Prevalence of Alport Syndrome

Alport syndrome is a rare and serious genetic disease associated with kidney disease, hearing loss, and eye abnormalities.

How common is Alport syndrome?

As a rare disease, the prevalence of Alport syndrome is not well-known, although it is estimated to be 1 in every 50,000 live births worldwide. In the U.S., it is believed to affect 1 in every 5,000 people, while across Europe that estimate ranges from 1 in 100,000 people to 1 in every 11,000.

Approximately 0.2 percent of all adults and 3 percent of all children in the U.S. with end-stage kidney disease have Alport syndrome, the U.S. Renal Data System (USRDS) reports.

Elsewhere, a study in 2,935 patients with chronic kidney disease in Australia, published in the Orphanet Journal of Rare Diseases in 2014, identified five among that group as being having Alport syndrome. From this data, researchers estimated the prevalence of Alport in the general adult population in Australia to be about 2.4 people out of every 1 million.

For this rare disease, no clear evidence exists to date suggesting or showing a variation among ethnic groups.

Prevalence of Alport syndrome types 

About 85 percent of Alport syndrome cases are X-linked, with the remainder (about 15 percent) being autosomal recessive Alport syndrome (ARAS). Only a few cases of autosomal dominant Alport syndrome (ADAS) have been reported, so no estimates of percentages are available.

XLAS, or X-linked Alport, is clearly the most common disease form. In general, this means that Alport syndrome is more common and more severe in men than in women, because men have only one X chromosome and it carries the mutation. Women who carry the mutation causing XLAS may never show any symptoms of the disease, but have a 50 percent risk of passing the mutated gene to a child.
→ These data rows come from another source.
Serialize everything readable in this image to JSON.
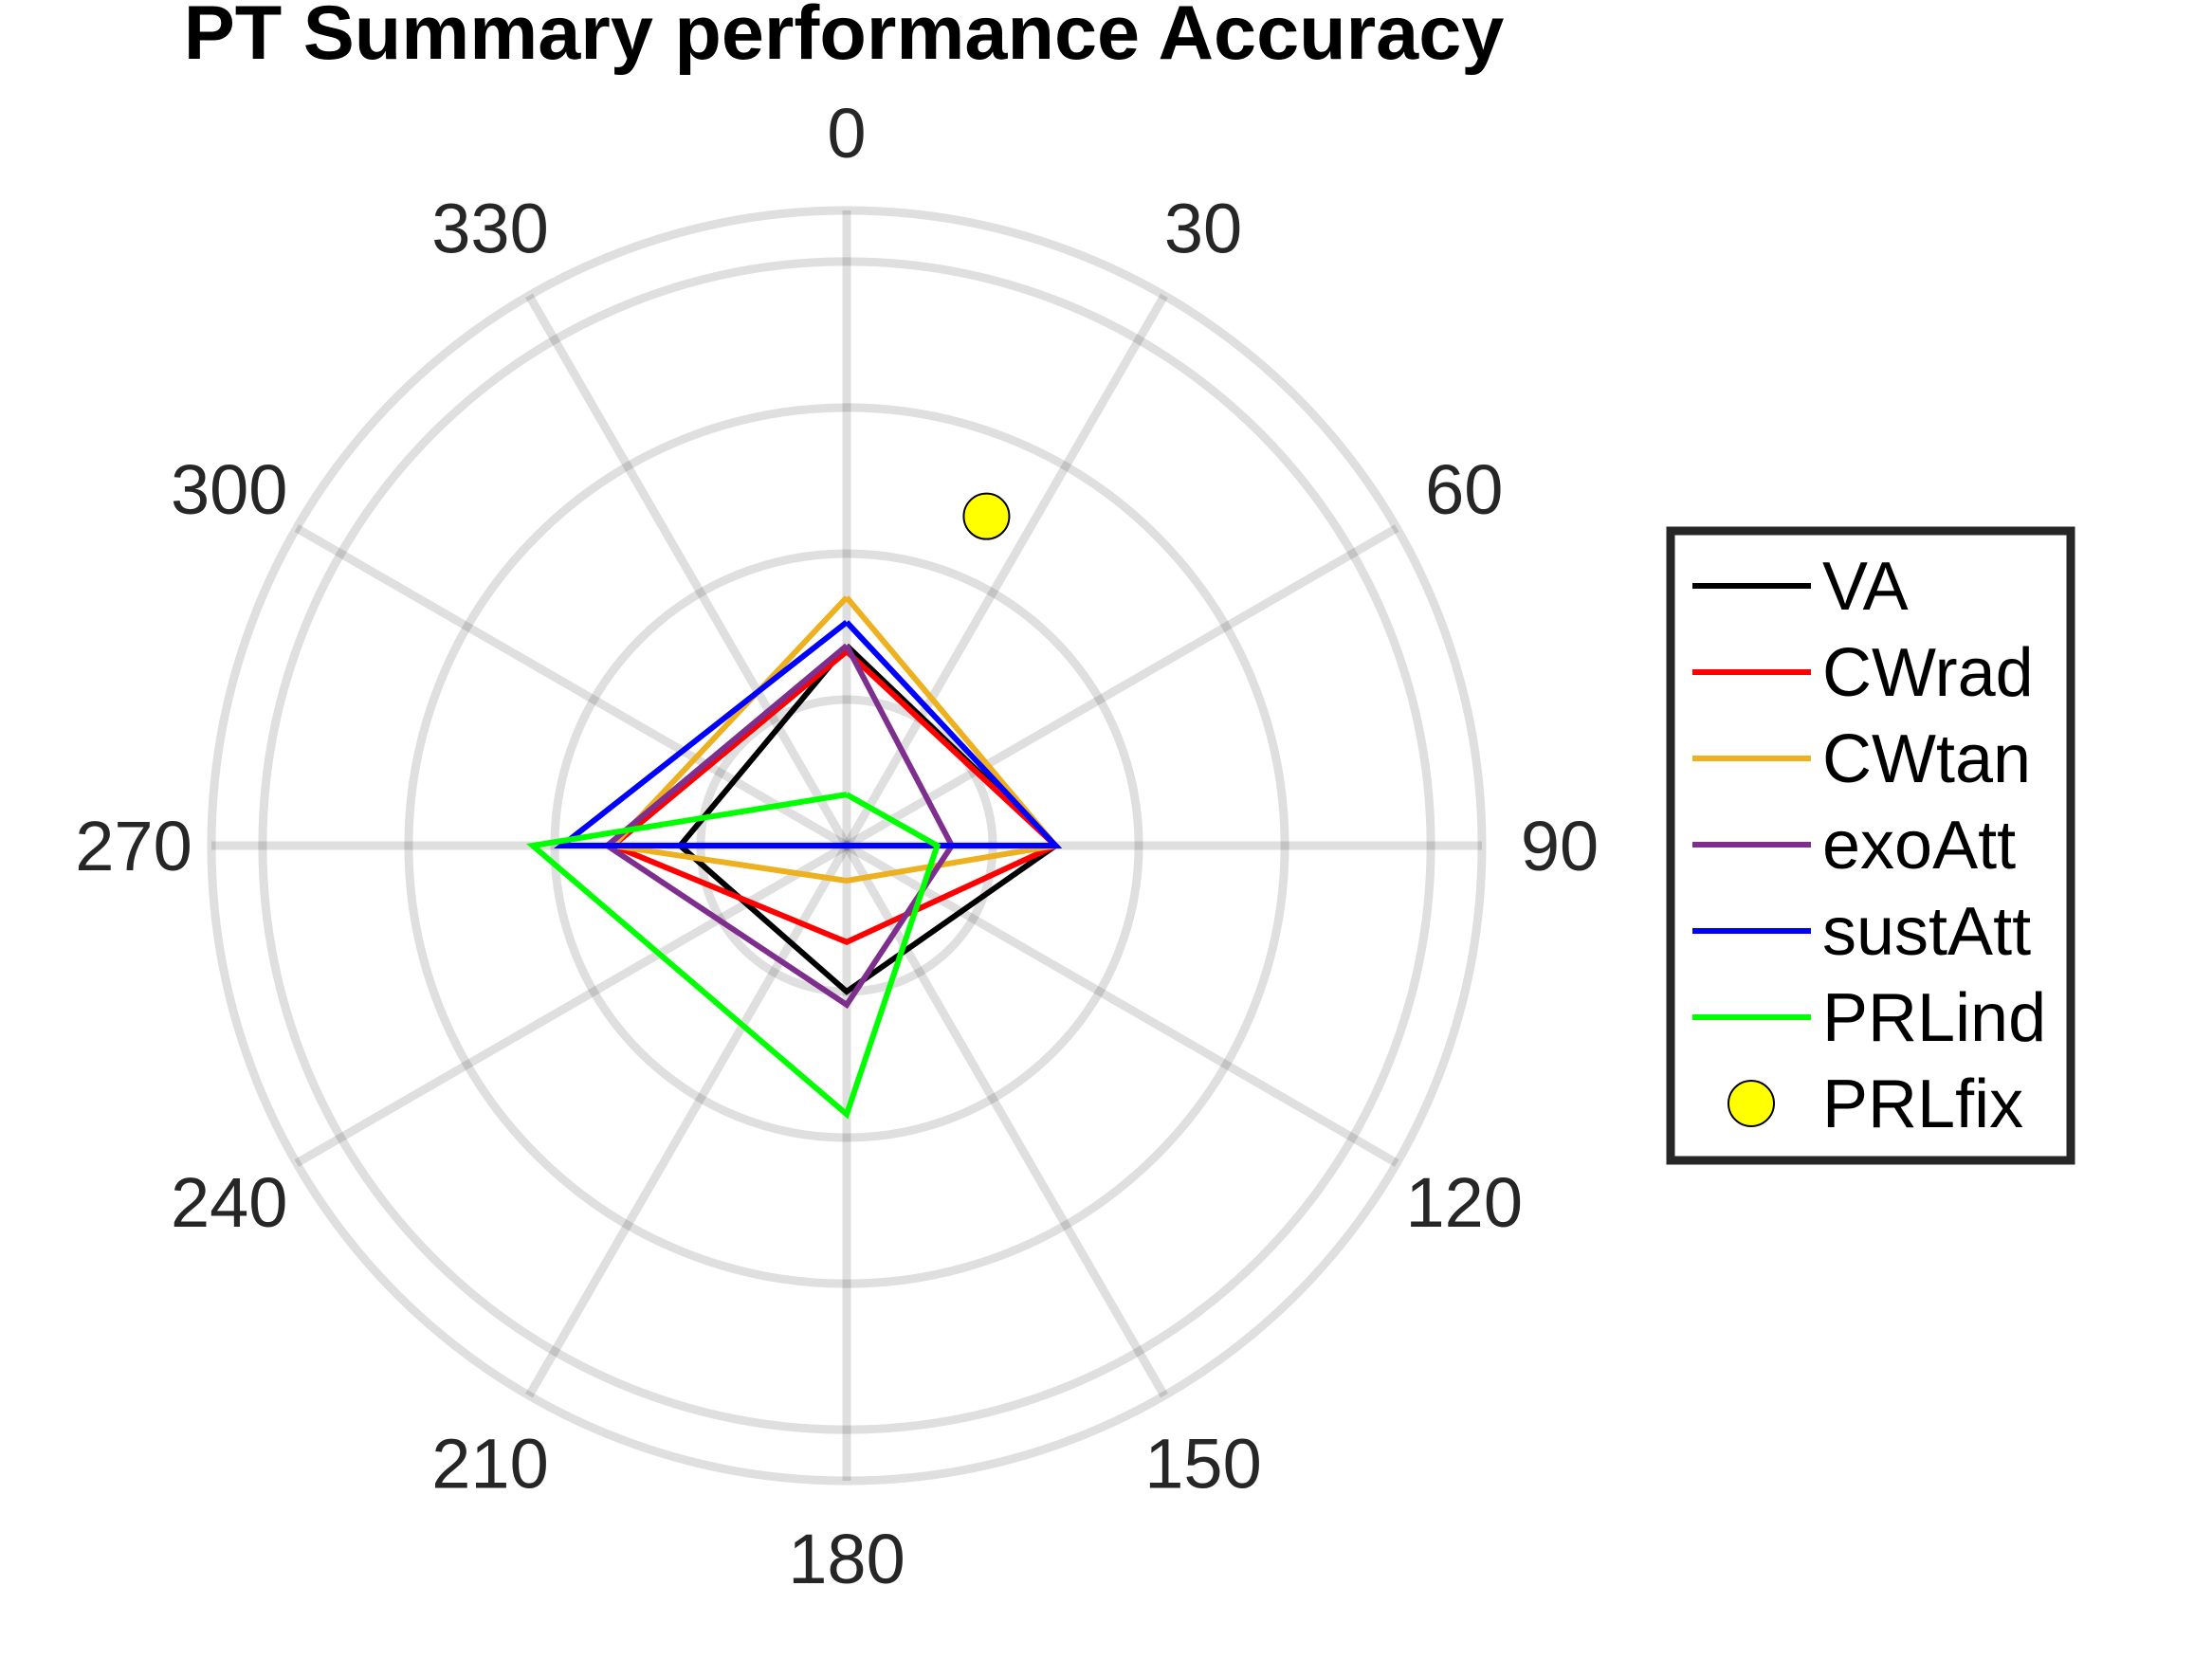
{
  "chart_data": {
    "type": "polar-line",
    "title": "PT Summary performance Accuracy",
    "theta_zero": "top",
    "theta_direction": "clockwise",
    "theta_ticks": [
      "0",
      "30",
      "60",
      "90",
      "120",
      "150",
      "180",
      "210",
      "240",
      "270",
      "300",
      "330"
    ],
    "theta_tick_values": [
      0,
      30,
      60,
      90,
      120,
      150,
      180,
      210,
      240,
      270,
      300,
      330
    ],
    "r_rings": [
      1,
      2,
      3,
      4
    ],
    "rlim": [
      0,
      4.35
    ],
    "grid": true,
    "legend_position": "right",
    "series": [
      {
        "name": "VA",
        "color": "#000000",
        "theta": [
          0,
          90,
          180,
          270
        ],
        "r": [
          1.37,
          1.43,
          1.0,
          1.14
        ]
      },
      {
        "name": "CWrad",
        "color": "#ff0000",
        "theta": [
          0,
          90,
          180,
          270
        ],
        "r": [
          1.33,
          1.43,
          0.66,
          1.6
        ]
      },
      {
        "name": "CWtan",
        "color": "#edb120",
        "theta": [
          0,
          90,
          180,
          270
        ],
        "r": [
          1.7,
          1.43,
          0.24,
          1.6
        ]
      },
      {
        "name": "exoAtt",
        "color": "#7e2f8e",
        "theta": [
          0,
          90,
          180,
          270
        ],
        "r": [
          1.37,
          0.72,
          1.09,
          1.64
        ]
      },
      {
        "name": "sustAtt",
        "color": "#0000ff",
        "theta": [
          0,
          90,
          180,
          270
        ],
        "r": [
          1.53,
          1.43,
          0.0,
          1.95
        ]
      },
      {
        "name": "PRLind",
        "color": "#00ff00",
        "theta": [
          0,
          90,
          180,
          270
        ],
        "r": [
          0.35,
          0.62,
          1.84,
          2.15
        ]
      }
    ],
    "points": [
      {
        "name": "PRLfix",
        "color": "#ffff00",
        "theta": 23,
        "r": 2.45
      }
    ]
  }
}
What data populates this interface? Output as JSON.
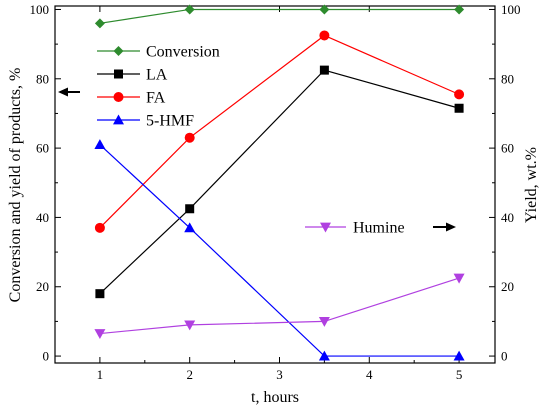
{
  "chart_data": {
    "type": "line",
    "xlabel": "t, hours",
    "ylabel_left": "Conversion and yield of products, %",
    "ylabel_right": "Yield, wt.%",
    "xlim": [
      0.5,
      5.4
    ],
    "ylim": [
      -2,
      101
    ],
    "x_ticks": [
      1,
      2,
      3,
      4,
      5
    ],
    "y_ticks": [
      0,
      20,
      40,
      60,
      80,
      100
    ],
    "legend_position": "top-left",
    "series": [
      {
        "name": "Conversion",
        "axis": "left",
        "color": "#2e8b2e",
        "marker": "diamond",
        "x": [
          1,
          2,
          3.5,
          5
        ],
        "y": [
          96,
          100,
          100,
          100
        ]
      },
      {
        "name": "LA",
        "axis": "left",
        "color": "#000000",
        "marker": "square",
        "x": [
          1,
          2,
          3.5,
          5
        ],
        "y": [
          18,
          42.5,
          82.5,
          71.5
        ]
      },
      {
        "name": "FA",
        "axis": "left",
        "color": "#ff0000",
        "marker": "circle",
        "x": [
          1,
          2,
          3.5,
          5
        ],
        "y": [
          37,
          63,
          92.5,
          75.5
        ]
      },
      {
        "name": "5-HMF",
        "axis": "left",
        "color": "#0000ff",
        "marker": "triangle-up",
        "x": [
          1,
          2,
          3.5,
          5
        ],
        "y": [
          61,
          37,
          0,
          0
        ]
      },
      {
        "name": "Humine",
        "axis": "right",
        "color": "#b040e0",
        "marker": "triangle-down",
        "x": [
          1,
          2,
          3.5,
          5
        ],
        "y": [
          6.5,
          9,
          10,
          22.5
        ]
      }
    ],
    "annotations": [
      {
        "type": "arrow",
        "direction": "left",
        "target_axis": "left"
      },
      {
        "type": "arrow",
        "direction": "right",
        "target_axis": "right"
      }
    ]
  }
}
Prevalence of Alport symptoms  

Eye abnormalities are present in about 30 percent of all Alport cases, regardless of disease type.

Male patients with XLAS are usually more severely affected and show evidence of blood in their urine early in life (around age 3.5), followed by protein in the urine. These patients usually progress to end-stage kidney disease before age 40. Progression is milder in most female patients, with symptoms first appearing around age 9.

For patients with autosomal Alport syndrome (either dominant or recessive), disease symptoms are equally severe in both sexes, with early symptoms typically beginning between ages 3 and 4, and kidney disease progressing to kidney failure at about age 40.